The reforestation project served a dual purpose: It helped provide needed income for poor women (tree planters earned four cents for each surviving sapling), while at the same time replenishing Kenya's forest reserves. In nearly 30 years, some 30 million trees have been planted across Africa. Her efforts gave hope and a sense of self-determination to an entire generation of African women.
In rural Kenya, the women do everything, says Bittner. "They build the house and farm the land while the men try to find work in urban areas. The women hold the country together," he says. Leading Kenya's women gave Maathai tremendous political clout. Over the years, nonetheless, she endured personal injury and several arrests and jailings by the oppressive dictatorship of Daniel arap Moi. In 2002, however, her movement successfully challenged Moi's plans to build a skyscraper next to a park in downtown Nairobi.

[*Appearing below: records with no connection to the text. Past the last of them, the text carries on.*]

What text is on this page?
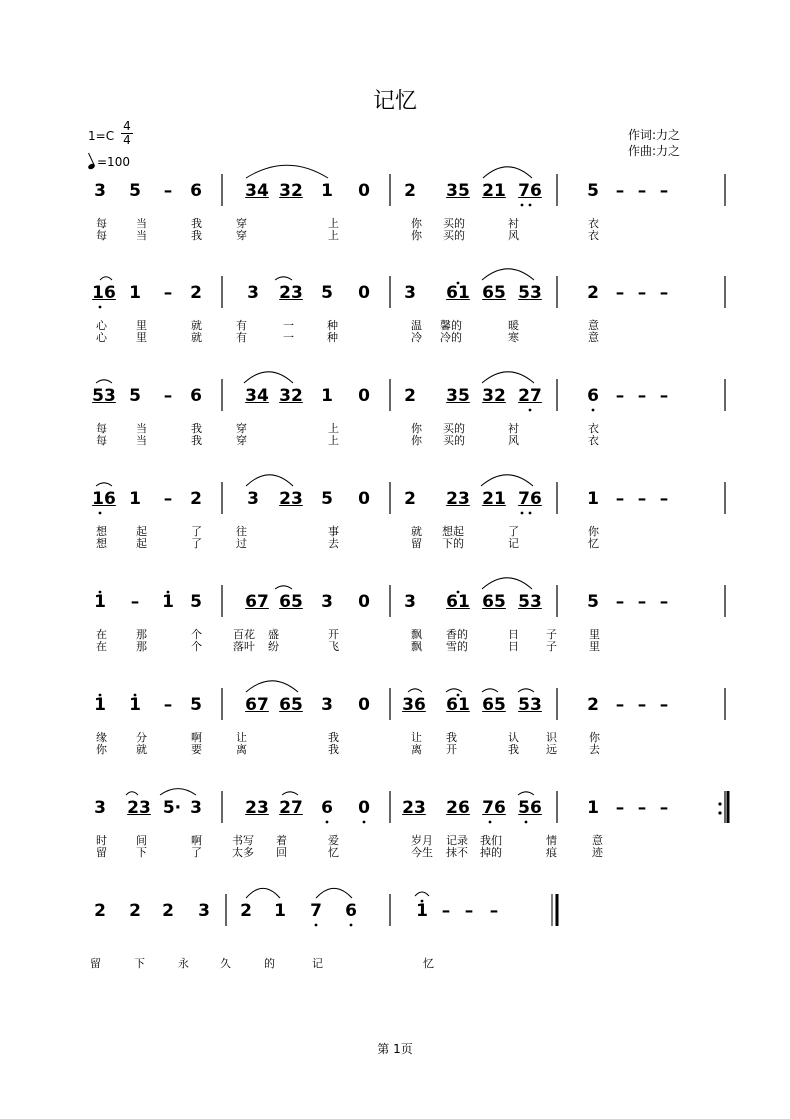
记忆
1=C
4
4
=100
作词:力之
作曲:力之
3 5 – 6	34 32 1 0 2 35 21 76	5 – – –
每	当	我	穿	上	你 买的	衬	衣
每	当	我	穿	上	你 买的	风	衣
16 1 – 2	3 23 5 0 3 61 65 53	2 – – –
心	里	就	有	一	种	温 馨的	暖	意
心	里	就	有	一	种	冷 冷的	寒	意
53 5 – 6	34 32 1 0 2 35 32 27	6 – – –
每	当	我	穿	上	你 买的	衬	衣
每	当	我	穿	上	你 买的	风	衣
16 1 – 2	3 23 5 0 2 23 21 76	1 – – –
想	起	了	往	事	就 想起	了	你
想	起	了	过	去	留 下的	记	忆
1 – 1 5	67 65 3 0 3 61 65 53	5 – – –
在	那	个	百花 盛	开	飘 香的	日 子	里
在	那	个	落叶 纷	飞	飘 雪的	日 子	里
1 1 – 5	67 65 3 0 36 61 65 53	2 – – –
缘	分	啊	让	我	让 我	认 识	你
你	就	要	离	我	离 开	我 远	去
3 23 5· 3	23 27 6 0 23 26 76 56	1 – – –
时	间	啊	书写 着	爱	岁月 记录 我们	情	意
留	下	了	太多 回	忆	今生 抹不 掉的	痕	迹
2 2 2 3 2 1 7 6	1 – – –
留	下	永	久	的	记	忆
第 1页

Her risky stand was a turning point in Kenya as Moi's government soon gave way to democratic elections.
Today, as Kenya's Deputy Minister of Environment, Natural Resources and Wildlife, Maathai intends to reinvigorate the Green Belt Movement with her $1.3 million prize.
Bittner remembers Maathai as a woman of power and of the people. He says she unified the women's movement in Kenya by combining women's liberation goals with her desire to end deforestation.
Bittner remembers entertaining Maathai in his Nairobi home several times. "She was also a down-to-earth person and always accessible," he says.
Though Maathai labors in a different field, says Bittner, "I would put her right up there with Mother Teresa. She's a powerhouse."